The framework reads the type field and validates against the matching branch.

Gotchas

Schemas live in schema/ — one file per action, exporting both the value and its inferred type. No separate requests/<action>.request.ts alias file. The controller annotation RequestHandler<Request<TSchema>> (or GuardedRequestHandler<TSchema>) pulls the type directly off the schema’s Infer<> output.
request.validated() returns {} if no schema ran. It’s only safe to call when the controller has .validation = { schema } attached. Otherwise, use request.all() or request.input().
By default, schemas validate body + query, not params. Route params are already validated by the route matcher. If you need to validate them too (e.g. coerce :id to a number), add "params" to validating.
unique / exists need the model registered. Pass the imported model class (User), not its name as a string — string forms work only for models registered via @RegisterModel().

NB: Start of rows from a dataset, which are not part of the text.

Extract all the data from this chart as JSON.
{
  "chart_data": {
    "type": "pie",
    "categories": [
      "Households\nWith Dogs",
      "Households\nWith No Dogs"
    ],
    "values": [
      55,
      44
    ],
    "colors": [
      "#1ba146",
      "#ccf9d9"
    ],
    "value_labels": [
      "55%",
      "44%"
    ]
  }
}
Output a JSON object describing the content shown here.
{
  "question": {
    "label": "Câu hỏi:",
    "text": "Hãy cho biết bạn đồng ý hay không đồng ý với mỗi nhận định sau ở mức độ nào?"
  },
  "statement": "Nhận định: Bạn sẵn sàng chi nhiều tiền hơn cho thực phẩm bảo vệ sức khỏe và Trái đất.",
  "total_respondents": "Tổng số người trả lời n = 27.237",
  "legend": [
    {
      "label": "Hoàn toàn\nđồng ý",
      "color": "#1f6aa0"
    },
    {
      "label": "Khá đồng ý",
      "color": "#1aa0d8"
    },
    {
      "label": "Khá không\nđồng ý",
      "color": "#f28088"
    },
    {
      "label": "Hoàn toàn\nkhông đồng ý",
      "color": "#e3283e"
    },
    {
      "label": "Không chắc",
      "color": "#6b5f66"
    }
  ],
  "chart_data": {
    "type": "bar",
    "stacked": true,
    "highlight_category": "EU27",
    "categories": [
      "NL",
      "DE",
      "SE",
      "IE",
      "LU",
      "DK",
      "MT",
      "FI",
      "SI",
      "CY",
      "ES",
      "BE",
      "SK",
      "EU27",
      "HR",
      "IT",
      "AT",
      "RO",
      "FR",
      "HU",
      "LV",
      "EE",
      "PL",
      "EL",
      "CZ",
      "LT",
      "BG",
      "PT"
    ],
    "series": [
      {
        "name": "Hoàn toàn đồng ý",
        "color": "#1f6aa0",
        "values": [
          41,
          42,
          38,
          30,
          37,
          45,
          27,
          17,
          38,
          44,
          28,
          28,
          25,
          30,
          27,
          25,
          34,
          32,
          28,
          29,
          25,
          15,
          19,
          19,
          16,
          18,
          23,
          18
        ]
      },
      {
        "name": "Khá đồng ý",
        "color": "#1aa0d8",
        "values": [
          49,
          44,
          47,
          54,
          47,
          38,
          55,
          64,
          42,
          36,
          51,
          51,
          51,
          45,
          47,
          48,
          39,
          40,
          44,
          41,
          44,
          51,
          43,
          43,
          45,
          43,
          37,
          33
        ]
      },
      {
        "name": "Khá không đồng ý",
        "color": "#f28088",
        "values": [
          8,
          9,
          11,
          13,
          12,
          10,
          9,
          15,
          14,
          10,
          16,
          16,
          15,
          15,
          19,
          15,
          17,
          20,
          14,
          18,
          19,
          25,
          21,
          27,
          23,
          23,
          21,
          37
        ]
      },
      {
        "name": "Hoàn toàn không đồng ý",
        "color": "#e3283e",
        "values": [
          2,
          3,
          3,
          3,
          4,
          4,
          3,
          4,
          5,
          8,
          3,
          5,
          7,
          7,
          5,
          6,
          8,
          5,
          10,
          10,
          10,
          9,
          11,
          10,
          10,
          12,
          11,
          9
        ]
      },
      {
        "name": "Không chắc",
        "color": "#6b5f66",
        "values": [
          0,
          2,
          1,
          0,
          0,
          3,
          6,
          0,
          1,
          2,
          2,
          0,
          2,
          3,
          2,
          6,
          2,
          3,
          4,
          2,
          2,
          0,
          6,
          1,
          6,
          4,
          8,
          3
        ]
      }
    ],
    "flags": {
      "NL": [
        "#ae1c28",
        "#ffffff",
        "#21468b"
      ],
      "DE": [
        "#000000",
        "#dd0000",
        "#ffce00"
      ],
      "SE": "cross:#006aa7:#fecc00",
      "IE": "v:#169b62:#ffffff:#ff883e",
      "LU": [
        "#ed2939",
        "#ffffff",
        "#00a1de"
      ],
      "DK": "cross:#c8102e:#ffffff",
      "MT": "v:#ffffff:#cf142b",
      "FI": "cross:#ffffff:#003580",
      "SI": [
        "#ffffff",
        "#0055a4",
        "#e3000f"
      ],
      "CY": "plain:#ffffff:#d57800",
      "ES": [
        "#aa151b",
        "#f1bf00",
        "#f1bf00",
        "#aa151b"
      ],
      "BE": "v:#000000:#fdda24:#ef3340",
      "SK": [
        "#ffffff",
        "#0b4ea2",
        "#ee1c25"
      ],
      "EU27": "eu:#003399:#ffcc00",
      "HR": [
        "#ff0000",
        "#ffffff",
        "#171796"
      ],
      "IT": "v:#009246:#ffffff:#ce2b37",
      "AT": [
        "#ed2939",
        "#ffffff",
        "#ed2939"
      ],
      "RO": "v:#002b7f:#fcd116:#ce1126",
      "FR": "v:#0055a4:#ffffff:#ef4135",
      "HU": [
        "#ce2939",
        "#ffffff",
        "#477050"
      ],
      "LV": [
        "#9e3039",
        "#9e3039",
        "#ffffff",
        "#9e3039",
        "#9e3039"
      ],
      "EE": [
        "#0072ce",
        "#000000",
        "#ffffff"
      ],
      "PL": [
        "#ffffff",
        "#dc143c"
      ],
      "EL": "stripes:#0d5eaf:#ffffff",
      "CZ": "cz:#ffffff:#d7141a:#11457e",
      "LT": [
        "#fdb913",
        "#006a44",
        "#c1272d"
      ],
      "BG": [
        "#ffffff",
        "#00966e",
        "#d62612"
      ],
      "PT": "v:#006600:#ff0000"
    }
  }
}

uniqueExceptCurrentUser / etc. only work inside an HTTP request. They read request.user from the context store. For background jobs, use the base unique with an explicit query callback.
Validation failures are 400 by default, but they short-circuit before the handler runs. Branching on “did the schema pass?” inside the controller is impossible — the controller only runs if validation succeeded.
Infer<> follows .optional() / .nullable(). v.string().optional() infers as string | undefined. If a field is .optional().default("x"), Infer keeps it string | undefined at the type level even though the runtime value is always a string. Use .required().default("x") if you want the type to drop the undefined.